C’est entre 1966 et 1967, à l’occasion d’une série de quatre expositions-manifestes, que Niele Toroni fonde le groupe BMPT aux côtés de Daniel Buren, Olivier Mosset et Michel Parmentier — cette «bande de voyous» comme les nommera affectueusement le critique d’art Michel Troche.
Acteurs d’une profonde remise en cause des mediums traditionnels et de l’institution, ils prônent un retour au degré zéro de la peinture, réduite à la répétition du même motif selon une mécanique ouvrière dont la cadence vide peu à peu la composition de toute substance signifiante.
Il ne reste plus que la toile, le pinceau, la couleur. Bref, les «outils» de la peinture, dépossédée de sa puissance illusoire.

Depuis cet acte de naissance, Niele Toroni n’a pas cillé. On le retrouve fidèle à lui-même pour cette dix-septième (!) exposition personnelle chez Yvon Lambert, son galeriste et complice de longue date.

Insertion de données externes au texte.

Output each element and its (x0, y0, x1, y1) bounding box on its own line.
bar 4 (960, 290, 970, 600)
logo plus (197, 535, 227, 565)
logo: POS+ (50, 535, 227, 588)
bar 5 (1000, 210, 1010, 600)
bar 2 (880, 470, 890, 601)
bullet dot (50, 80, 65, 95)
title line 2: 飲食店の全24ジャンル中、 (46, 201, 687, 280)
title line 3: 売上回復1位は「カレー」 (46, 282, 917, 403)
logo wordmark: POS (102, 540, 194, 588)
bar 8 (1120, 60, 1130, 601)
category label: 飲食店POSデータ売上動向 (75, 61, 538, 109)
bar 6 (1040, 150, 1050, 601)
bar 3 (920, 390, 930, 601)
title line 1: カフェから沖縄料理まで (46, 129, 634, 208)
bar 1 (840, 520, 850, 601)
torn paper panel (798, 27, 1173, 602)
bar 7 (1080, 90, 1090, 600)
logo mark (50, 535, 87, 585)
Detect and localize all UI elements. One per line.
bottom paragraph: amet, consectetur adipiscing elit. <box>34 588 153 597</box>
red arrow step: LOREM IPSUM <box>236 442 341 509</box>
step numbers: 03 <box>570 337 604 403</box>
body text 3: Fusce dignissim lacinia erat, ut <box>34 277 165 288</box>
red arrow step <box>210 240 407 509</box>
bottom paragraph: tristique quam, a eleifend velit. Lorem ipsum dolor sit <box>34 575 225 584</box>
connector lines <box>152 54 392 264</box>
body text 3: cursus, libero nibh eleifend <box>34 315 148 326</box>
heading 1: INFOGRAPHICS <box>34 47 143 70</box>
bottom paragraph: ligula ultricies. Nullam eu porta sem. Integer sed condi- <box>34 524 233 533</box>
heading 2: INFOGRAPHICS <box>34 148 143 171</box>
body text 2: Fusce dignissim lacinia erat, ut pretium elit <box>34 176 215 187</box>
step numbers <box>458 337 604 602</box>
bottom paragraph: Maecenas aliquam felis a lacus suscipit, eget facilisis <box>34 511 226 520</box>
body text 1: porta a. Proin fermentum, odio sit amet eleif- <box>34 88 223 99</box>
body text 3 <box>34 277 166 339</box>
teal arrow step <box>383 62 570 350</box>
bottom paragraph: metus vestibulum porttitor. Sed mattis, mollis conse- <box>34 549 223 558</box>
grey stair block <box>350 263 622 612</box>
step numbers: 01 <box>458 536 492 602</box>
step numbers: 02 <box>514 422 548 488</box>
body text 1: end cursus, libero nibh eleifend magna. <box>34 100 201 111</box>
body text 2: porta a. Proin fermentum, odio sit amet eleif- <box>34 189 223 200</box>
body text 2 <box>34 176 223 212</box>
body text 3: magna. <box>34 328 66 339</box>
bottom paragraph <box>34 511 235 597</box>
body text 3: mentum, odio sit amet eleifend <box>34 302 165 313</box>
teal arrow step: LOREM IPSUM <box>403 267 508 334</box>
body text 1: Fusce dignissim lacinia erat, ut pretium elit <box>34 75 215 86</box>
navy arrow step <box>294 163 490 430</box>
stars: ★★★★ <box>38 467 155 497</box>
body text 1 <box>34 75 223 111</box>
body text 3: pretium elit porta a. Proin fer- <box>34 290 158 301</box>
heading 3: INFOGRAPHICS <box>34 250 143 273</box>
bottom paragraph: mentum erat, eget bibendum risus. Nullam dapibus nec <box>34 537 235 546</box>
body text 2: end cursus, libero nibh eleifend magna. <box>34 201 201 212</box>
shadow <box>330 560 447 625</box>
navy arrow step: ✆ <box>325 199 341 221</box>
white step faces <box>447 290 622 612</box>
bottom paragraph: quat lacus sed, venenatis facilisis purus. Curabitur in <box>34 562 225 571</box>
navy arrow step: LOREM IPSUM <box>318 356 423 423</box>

Ses grands formats de 2008 (trois pour être exact) partagent les cimaises avec une série d’affiches d’expositions — les siennes —, servant à leur tour de supports à l’obsessionnel marquage, pour une double et ironique mise en abîme de la peinture.

Dans le même esprit auto référentiel, la palette de couleurs en bois présentée dans la librairie, tachetée elle aussi des empreintes fétiches, fera le bonheur des collectionneurs, réjouissante variante de la non-touche toronienne (et financièrement plus accessible).
Il est néanmoins regrettable que ce peintre de «l’ici et maintenant», dont le travail est si souvent lié à son environnement immédiat, ne soit pas intervenu directement sur les murs de la galerie, réorganisant l’espace de son intervention… comme il l’a fait en 2009 et dont le hall d’accueil porte toujours la trace discrète.

La constance, l’entêtement de Niele Toroni est à double tranchant et l’on peut se poser la question de sa pertinence dans le contexte artistique actuel, 39 ans après la dissolution du mouvement BMPT!
Cette peinture d’avant-garde vieille de plus de quatre décennies a-t-elle encore une place aujourd’hui, à l’aube du XXIe siècle, au sein d’un post-modernisme finissant, qui ne se soucie plus guère des querelles dogmatiques et des prises de becs conceptuelles?
Peut-être pas… Mais elle a le mérite, outre d’échapper à la servilité des modes et des tendances, de continuer à véhiculer l’intérêt d’une réflexion sur l’art et ses limites, faisant de lui, si l’on emprunte ses mots à Pasolini, une forme de «résistance à la distraction».